LETTER: There is no appetite for reform
That minimum wages are proposed at all, let alone silly exemptions, shows there is no enthusiasm for structural policy reform in the government
Michael Bagraim (Minimum wage mockery, November 8) is quite correct that the proposed minimum wage exemption regulations make a mockery of labour legislation. But they also make a mockery of the government’s stated job-creation ambitions.
Whereas 1.9-million people were recorded as unemployed in 1994, the number in the third quarter of 2018 was 6.2-million. The labour force absorption rate for black people is just over 40%. SA’s rate of unemployment is four to five times higher than that of countries such as Chile (7.1%), the Philippines (5.4%), Poland (5.7%) and Bulgaria (5.6%). For black people aged 25 to 34, the unemployment rate is just shy of 50%, when the comparative figure for whites is below 7%.

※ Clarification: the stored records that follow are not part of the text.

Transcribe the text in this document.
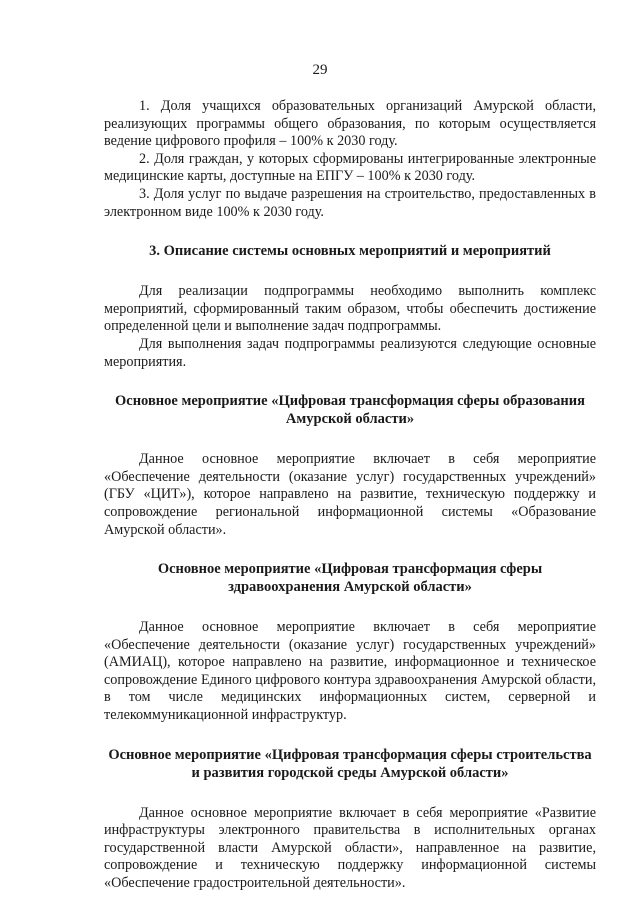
29

1. Доля учащихся образовательных организаций Амурской области, реализующих программы общего образования, по которым осуществляется ведение цифрового профиля – 100% к 2030 году.

2. Доля граждан, у которых сформированы интегрированные электронные медицинские карты, доступные на ЕПГУ – 100% к 2030 году.

3. Доля услуг по выдаче разрешения на строительство, предоставленных в электронном виде 100% к 2030 году.

3. Описание системы основных мероприятий и мероприятий

Для реализации подпрограммы необходимо выполнить комплекс мероприятий, сформированный таким образом, чтобы обеспечить достижение определенной цели и выполнение задач подпрограммы.

Для выполнения задач подпрограммы реализуются следующие основные мероприятия.

Основное мероприятие «Цифровая трансформация сферы образования Амурской области»

Данное основное мероприятие включает в себя мероприятие «Обеспечение деятельности (оказание услуг) государственных учреждений» (ГБУ «ЦИТ»), которое направлено на развитие, техническую поддержку и сопровождение региональной информационной системы «Образование Амурской области».

Основное мероприятие «Цифровая трансформация сферы здравоохранения Амурской области»

Данное основное мероприятие включает в себя мероприятие «Обеспечение деятельности (оказание услуг) государственных учреждений» (АМИАЦ), которое направлено на развитие, информационное и техническое сопровождение Единого цифрового контура здравоохранения Амурской области, в том числе медицинских информационных систем, серверной и телекоммуникационной инфраструктур.

Основное мероприятие «Цифровая трансформация сферы строительства и развития городской среды Амурской области»

Данное основное мероприятие включает в себя мероприятие «Развитие инфраструктуры электронного правительства в исполнительных органах государственной власти Амурской области», направленное на развитие, сопровождение и техническую поддержку информационной системы «Обеспечение градостроительной деятельности».
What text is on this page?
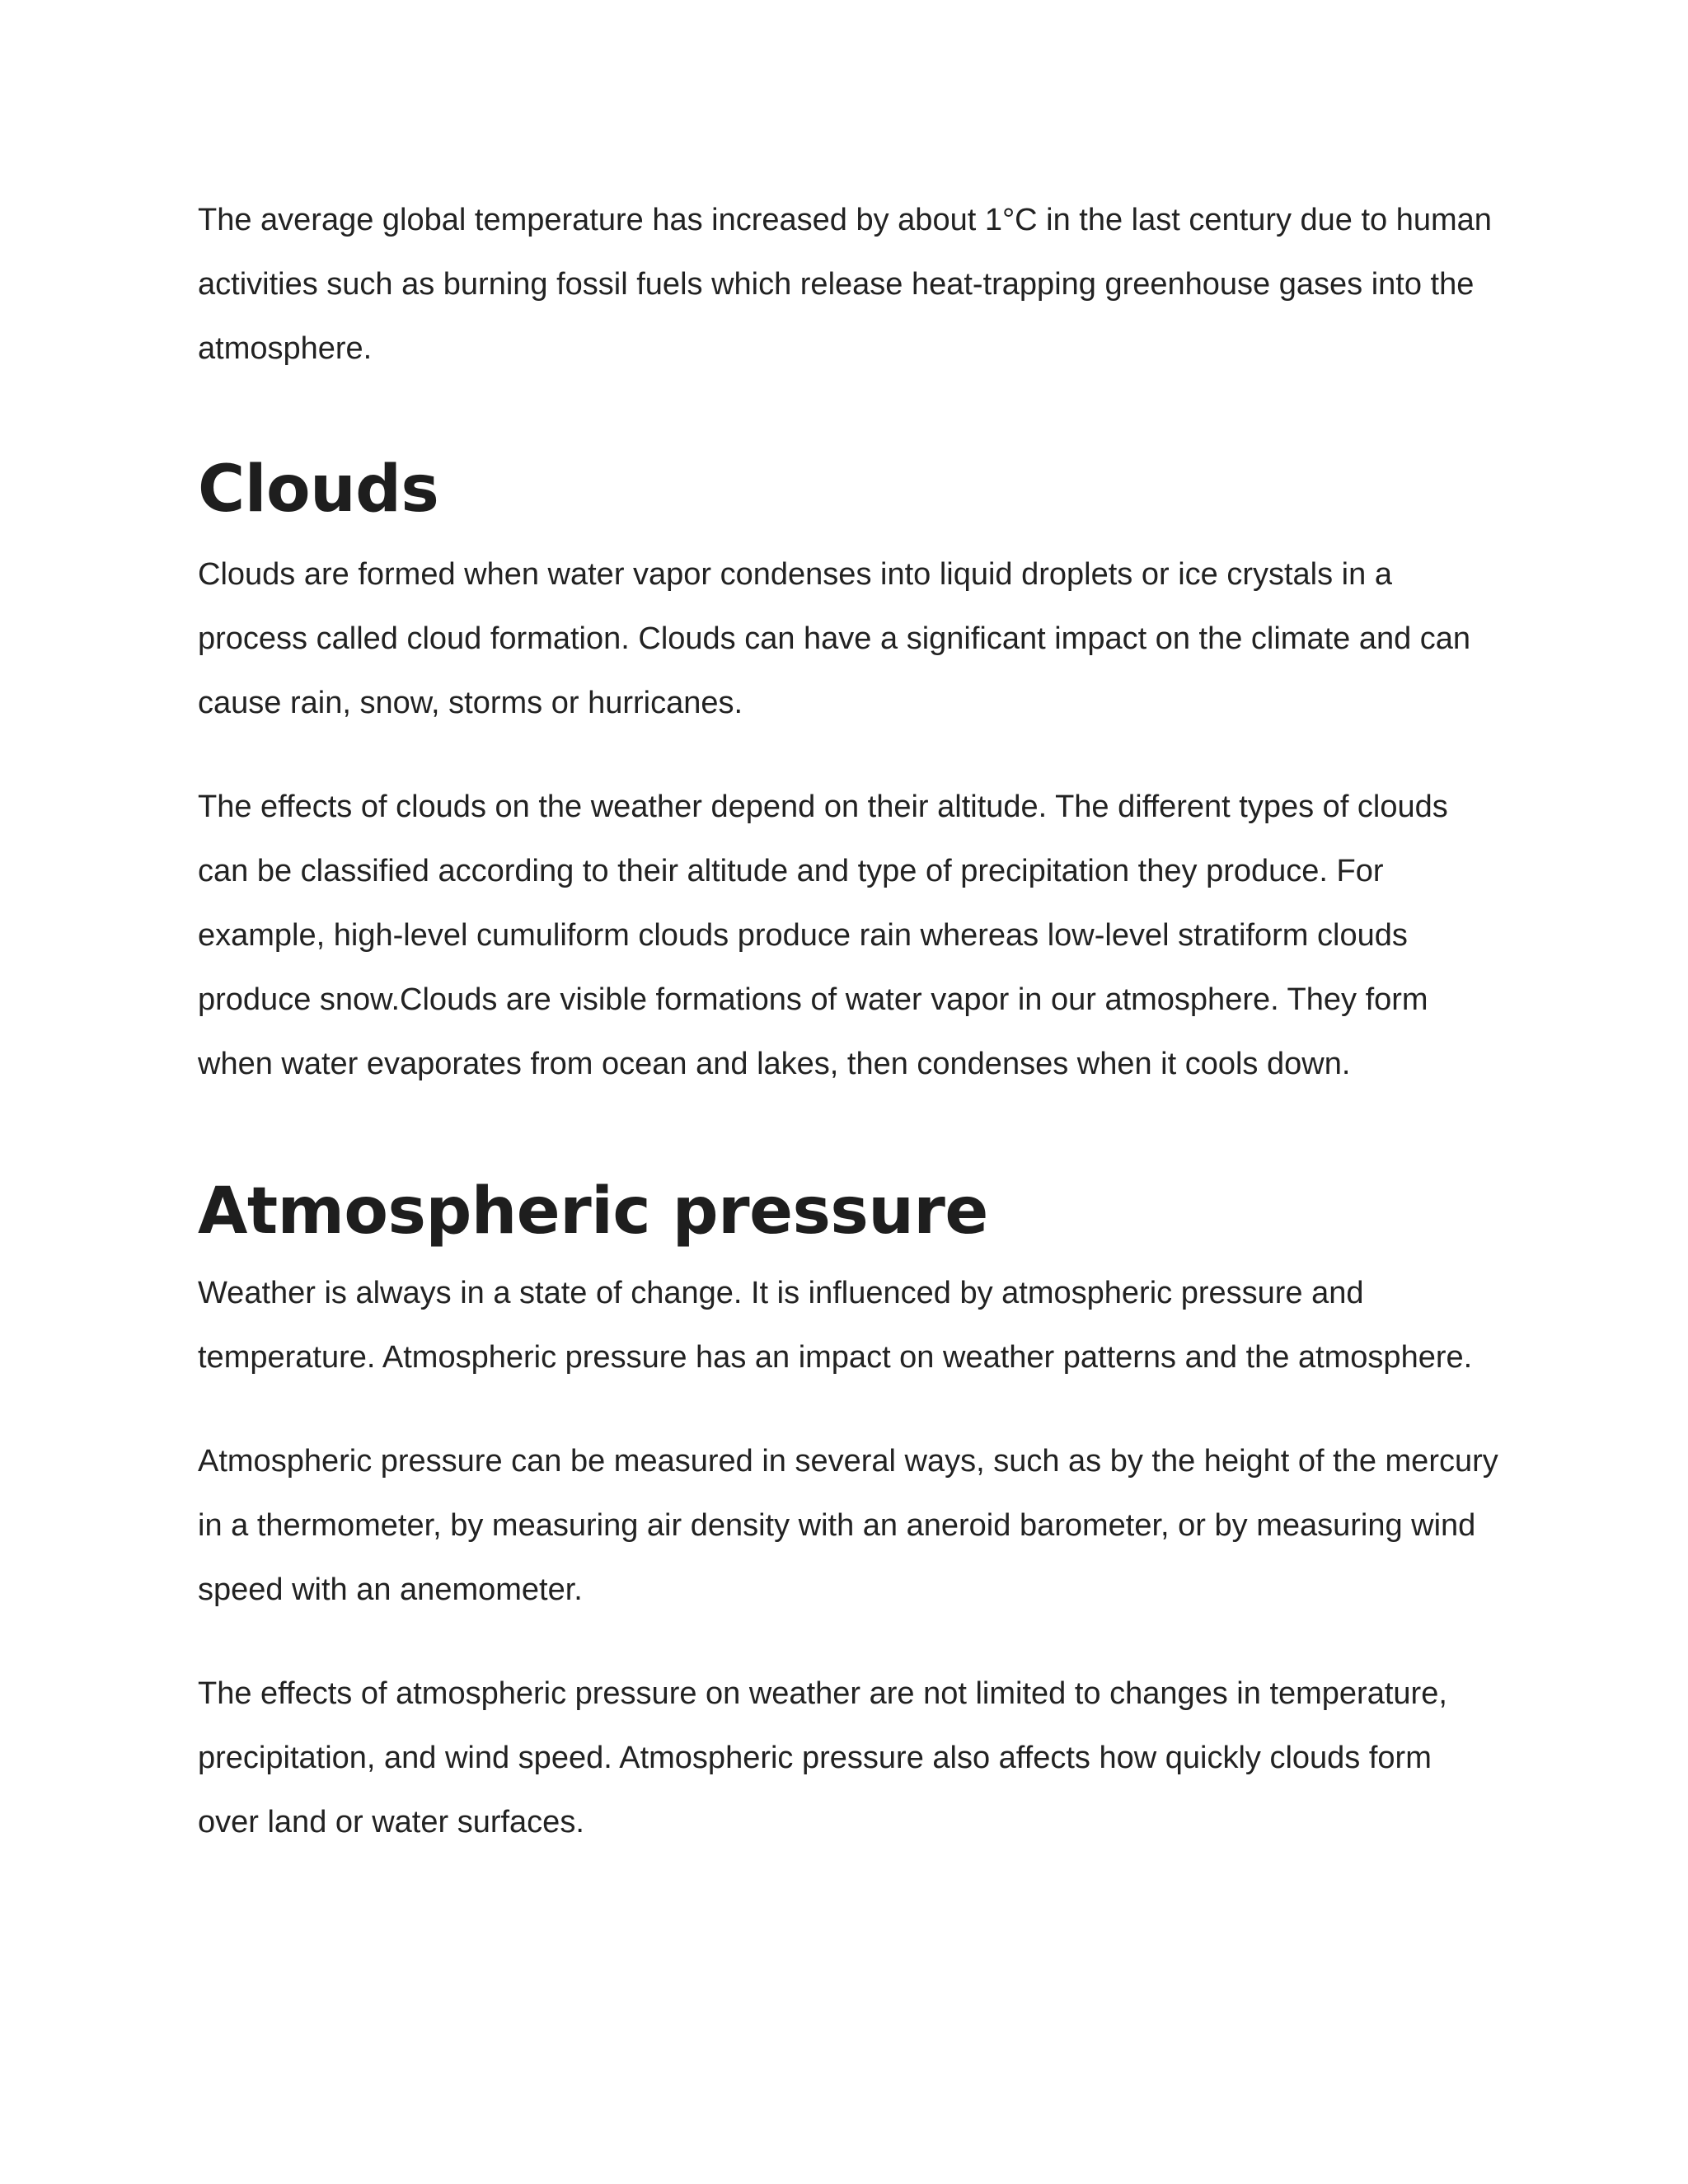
The average global temperature has increased by about 1°C in the last century due to human activities such as burning fossil fuels which release heat-trapping greenhouse gases into the atmosphere.

Clouds

Clouds are formed when water vapor condenses into liquid droplets or ice crystals in a process called cloud formation. Clouds can have a significant impact on the climate and can cause rain, snow, storms or hurricanes.

The effects of clouds on the weather depend on their altitude. The different types of clouds can be classified according to their altitude and type of precipitation they produce. For example, high-level cumuliform clouds produce rain whereas low-level stratiform clouds produce snow.Clouds are visible formations of water vapor in our atmosphere. They form when water evaporates from ocean and lakes, then condenses when it cools down.

Atmospheric pressure

Weather is always in a state of change. It is influenced by atmospheric pressure and temperature. Atmospheric pressure has an impact on weather patterns and the atmosphere.

Atmospheric pressure can be measured in several ways, such as by the height of the mercury in a thermometer, by measuring air density with an aneroid barometer, or by measuring wind speed with an anemometer.

The effects of atmospheric pressure on weather are not limited to changes in temperature, precipitation, and wind speed. Atmospheric pressure also affects how quickly clouds form over land or water surfaces.
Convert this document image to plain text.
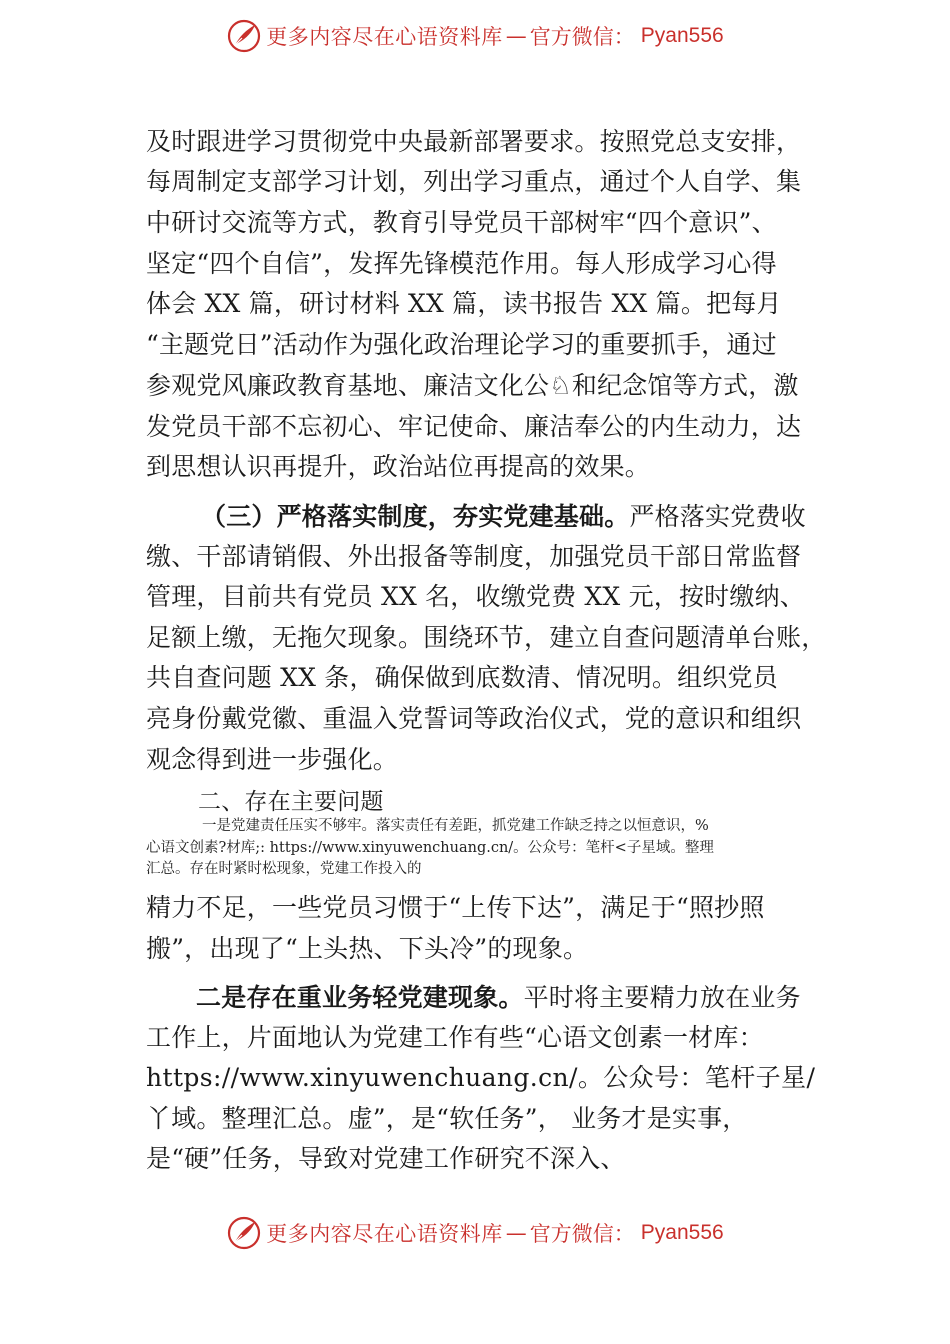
更多内容尽在心语资料库 — 官方微信： Pyan556
及时跟进学习贯彻党中央最新部署要求。按照党总支安排，
每周制定支部学习计划，列出学习重点，通过个人自学、集
中研讨交流等方式，教育引导党员干部树牢“四个意识”、
坚定“四个自信”，发挥先锋模范作用。每人形成学习心得
体会 XX 篇，研讨材料 XX 篇，读书报告 XX 篇。把每月
“主题党日”活动作为强化政治理论学习的重要抓手，通过
参观党风廉政教育基地、廉洁文化公♘和纪念馆等方式，激
发党员干部不忘初心、牢记使命、廉洁奉公的内生动力，达
到思想认识再提升，政治站位再提高的效果。
（三）严格落实制度，夯实党建基础。严格落实党费收
缴、干部请销假、外出报备等制度，加强党员干部日常监督
管理，目前共有党员 XX 名，收缴党费 XX 元，按时缴纳、
足额上缴，无拖欠现象。围绕环节，建立自查问题清单台账，
共自查问题 XX 条，确保做到底数清、情况明。组织党员
亮身份戴党徽、重温入党誓词等政治仪式，党的意识和组织
观念得到进一步强化。
二、存在主要问题
一是党建责任压实不够牢。落实责任有差距，抓党建工作缺乏持之以恒意识，%
心语文创素?材库;: https://www.xinyuwenchuang.cn/。公众号：笔杆<子星域。整理
汇总。存在时紧时松现象，党建工作投入的
精力不足，一些党员习惯于“上传下达”，满足于“照抄照
搬”，出现了“上头热、下头冷”的现象。
二是存在重业务轻党建现象。平时将主要精力放在业务
工作上，片面地认为党建工作有些“心语文创素一材库：
https://www.xinyuwenchuang.cn/。公众号：笔杆子星/
丫域。整理汇总。虚”，是“软任务”， 业务才是实事，
是“硬”任务，导致对党建工作研究不深入、
更多内容尽在心语资料库 — 官方微信： Pyan556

That minimum wages are proposed at all, let alone these silly exemptions, goes to what we wrote earlier this week on these pages: there is as yet no enthusiasm for structural policy reform in the government. Don’t be fooled by the “optimism” and “positive sentiment” punted by organised business — it is fluff built around gimmicks such as stimulus packages, sovereign wealth funds and investment conferences.
The problem is that policymakers are still imprisoned by leftist and racial nationalist dogma. Until that changes, the prospects for much-improved economic and social indicators are virtually nil.